Les coopérations existantes dans ce domaine, en Méditerranée occidentale, ont d'ores et déjà ouvert la voie d’une meilleure connaissance et d'une plus grande confiance mutuelles, permettant d’initier des échanges d’informations.
Ces échanges permettraient de déboucher sur une harmonisation progressive des dispositifs maritimes et portuaires, et favoriseront l'adoption de technologies modernes, pour contribuer à élever les standards de sécurité et de sûreté maritimes, en particulier dans les zones de compétence des ports.
La création d'un fonds méditerranéen pour un financement public-privé de la sécurité de l'espace maritimeLe transport et les activités économiques maritimes génèrent en Méditerranée une richesse considérable. 40 % du volume mondial de marchandises et 30% du trafic pétrolier empruntent les routes maritimes du bassin méditerranéen, classé 3ème zone maritime mondiale après l'Asie et l'Europe du Nord. 13 000 navires de haute mer y effectuent annuellement 250 000 escales commerciales dans 500 ports de commerce, alors que 10 000 navires transitent sans s’arrêter à travers la Méditerranée. Par ailleurs, 250 millions de tonnes de produits dangereux transportés par la mer sont traités chaque année par les industries portuaires, alors que 200millions supplémentaires transitent le long des côtes.
La mer Méditerranée est donc exposée à la totalité des risques et ne bénéficie pas, notamment faute de moyens financiers, d’un dispositif coordonné de surveillance et de prévention à la hauteur des besoins du trafic.
Il est donc proposé la création d'une contribution financière, nouvelle pour Gibraltar, le Bosphore et additionnelle pour Suez, dédiée à la sécurité de l'espace maritime méditerranéen. Elle serait perçue en fonction du poids de marchandises transportées sur l'espace maritime délimité par les détroits. Ces derniers matérialisent les accès de cette mer fermée et facilitent le recensement des activités maritimes, ainsi que l'évaluation statistique des volumes d'échange et de transit.

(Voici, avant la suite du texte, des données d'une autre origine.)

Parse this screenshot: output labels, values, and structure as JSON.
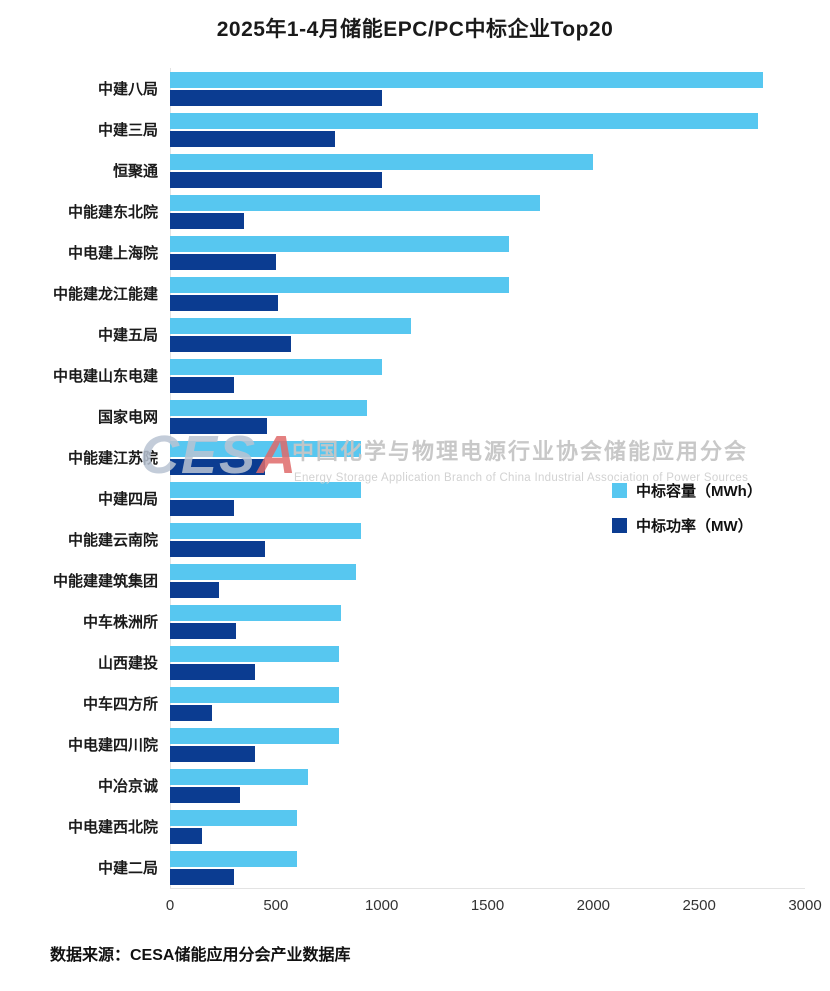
{
  "title": "2025年1-4月储能EPC/PC中标企业Top20",
  "source": "数据来源：CESA储能应用分会产业数据库",
  "watermark": {
    "logo_ces": "CES",
    "logo_a": "A",
    "cn": "中国化学与物理电源行业协会储能应用分会",
    "en": "Energy Storage Application Branch of China Industrial Association of Power Sources"
  },
  "legend": [
    {
      "label": "中标容量（MWh）",
      "color": "#57c7f0"
    },
    {
      "label": "中标功率（MW）",
      "color": "#0b3c91"
    }
  ],
  "chart_data": {
    "type": "bar",
    "orientation": "horizontal",
    "title": "2025年1-4月储能EPC/PC中标企业Top20",
    "categories": [
      "中建八局",
      "中建三局",
      "恒聚通",
      "中能建东北院",
      "中电建上海院",
      "中能建龙江能建",
      "中建五局",
      "中电建山东电建",
      "国家电网",
      "中能建江苏院",
      "中建四局",
      "中能建云南院",
      "中能建建筑集团",
      "中车株洲所",
      "山西建投",
      "中车四方所",
      "中电建四川院",
      "中冶京诚",
      "中电建西北院",
      "中建二局"
    ],
    "series": [
      {
        "name": "中标容量（MWh）",
        "color": "#57c7f0",
        "values": [
          2800,
          2780,
          2000,
          1750,
          1600,
          1600,
          1140,
          1000,
          930,
          900,
          900,
          900,
          880,
          810,
          800,
          800,
          800,
          650,
          600,
          600
        ]
      },
      {
        "name": "中标功率（MW）",
        "color": "#0b3c91",
        "values": [
          1000,
          780,
          1000,
          350,
          500,
          510,
          570,
          300,
          460,
          450,
          300,
          450,
          230,
          310,
          400,
          200,
          400,
          330,
          150,
          300
        ]
      }
    ],
    "xlim": [
      0,
      3000
    ],
    "xticks": [
      0,
      500,
      1000,
      1500,
      2000,
      2500,
      3000
    ],
    "grid": false,
    "legend_position": "middle-right",
    "xlabel": "",
    "ylabel": ""
  }
}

Ainsi, à titre d’exemple, un prélèvement de l’ordre de 1 euro par tonne de marchandise transitant par Suez génèrerait une contribution de 1 million € par jour. Compte tenu de la valeur de la marchandise transportée et du coût induit par le détour de la Méditerranée, ce prélèvement est considéré comme indolore par les transporteurs. Ce projet ouvre ainsi une perspective pionnière, équitable et durable de financement de l'effort partagé de sécurisation de l'espace maritime, impliquant l’ensemble des pays riverains de la Méditerranée.